Kid-Rearing (This is like, so Un-PC… But is it useful?)

TriplePlay

Click Here to Read:  What Drives Success? By Amy Chua and Jed  Rubenfeld  in The New York Times on January. 25, 2014.

Kid-Rearing (This is like, so Un-PC… But is it useful?)
On Tiger Mom’s (and Dad’s) new book
Nathan Szajnberg, MD, Managing Editor
January 26, 2014

Amy Chua and Jed Rubenfeld, husband and wife, father of two successful daughters, law professors at Yale, write “What Drives Success,” in Sunday’s NY Times prior to their forthcoming book, “The Triple Package: How Three Unlikely Traits Explain the Rise and Fall of Cultural Groups in American.”

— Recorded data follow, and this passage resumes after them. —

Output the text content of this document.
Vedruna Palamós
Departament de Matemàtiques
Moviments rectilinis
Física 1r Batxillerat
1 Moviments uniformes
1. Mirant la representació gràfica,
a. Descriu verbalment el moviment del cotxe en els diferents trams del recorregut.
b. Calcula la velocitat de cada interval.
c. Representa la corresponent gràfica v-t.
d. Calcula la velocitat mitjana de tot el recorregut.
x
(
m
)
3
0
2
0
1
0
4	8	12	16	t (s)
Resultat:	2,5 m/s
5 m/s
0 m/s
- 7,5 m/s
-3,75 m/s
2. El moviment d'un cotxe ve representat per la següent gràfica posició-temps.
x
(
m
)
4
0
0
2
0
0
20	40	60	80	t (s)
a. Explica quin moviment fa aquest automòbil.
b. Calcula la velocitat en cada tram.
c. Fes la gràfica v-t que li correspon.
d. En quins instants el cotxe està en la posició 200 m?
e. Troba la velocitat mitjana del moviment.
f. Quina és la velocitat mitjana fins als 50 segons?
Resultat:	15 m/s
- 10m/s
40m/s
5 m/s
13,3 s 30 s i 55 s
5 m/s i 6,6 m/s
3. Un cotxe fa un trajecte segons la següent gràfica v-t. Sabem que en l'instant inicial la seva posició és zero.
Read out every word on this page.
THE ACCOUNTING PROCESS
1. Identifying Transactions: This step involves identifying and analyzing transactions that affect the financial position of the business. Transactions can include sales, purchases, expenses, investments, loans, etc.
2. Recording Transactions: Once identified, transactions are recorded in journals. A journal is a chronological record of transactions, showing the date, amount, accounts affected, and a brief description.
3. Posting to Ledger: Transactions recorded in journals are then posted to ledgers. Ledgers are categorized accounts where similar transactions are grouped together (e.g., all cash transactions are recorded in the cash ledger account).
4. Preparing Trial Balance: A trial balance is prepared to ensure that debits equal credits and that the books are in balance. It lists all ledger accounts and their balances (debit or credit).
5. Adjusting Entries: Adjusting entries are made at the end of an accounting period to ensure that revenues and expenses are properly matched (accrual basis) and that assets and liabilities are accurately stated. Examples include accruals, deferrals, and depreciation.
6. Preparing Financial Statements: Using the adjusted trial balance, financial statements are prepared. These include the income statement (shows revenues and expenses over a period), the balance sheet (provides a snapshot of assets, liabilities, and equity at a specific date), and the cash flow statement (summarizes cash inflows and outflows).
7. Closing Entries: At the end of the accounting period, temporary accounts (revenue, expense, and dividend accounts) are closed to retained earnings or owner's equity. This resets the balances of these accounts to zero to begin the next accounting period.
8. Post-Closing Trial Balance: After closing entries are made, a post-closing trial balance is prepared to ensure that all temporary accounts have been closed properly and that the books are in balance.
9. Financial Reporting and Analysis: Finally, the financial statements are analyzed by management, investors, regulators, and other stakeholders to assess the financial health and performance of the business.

There message is crisp, well-documented, clearly stated and likely unpopular or at least un-PC.  On the other hand, besides the clear data they present to back their arguments, its importance for both parents and educational policy (and that their daughters were scrutinized by the popular press after Chua’s first book and they pass muster).

They begin with one (American) measure of success: earnings.  Average income is two-fold for specific ethnic groups: Indian-, Persian-, Lebanese- and Chinese-Americans. Then there are the Jews, two percent of the population, but one third of the Supreme Court, two-thirds of all Tony award winners and one third of American Nobel prize-winners.  What gives here? And specifically, what are the three  (child-rearing) elements they claim is found in each of these groups that accounts for such success?

Their terms are a 1. sense of superiority, yet 2. paradoxical “inferiority,” and 3. impulse control. Their article elaborates, but I suggest less provactive terms. 1.  A sense that one’ s groups is special in a gifted manner (not special in the sense of feeling vicatmized); a sense that one must work hard to live up to one’s promise (think of  someone like Lucien Freud, who felt that he could improve each picture or Newton, who sought elegance in his science).  Third, as we learn from early childhood research, those who can control their impulses performed better over the long term (and this was correlated with high I.Q.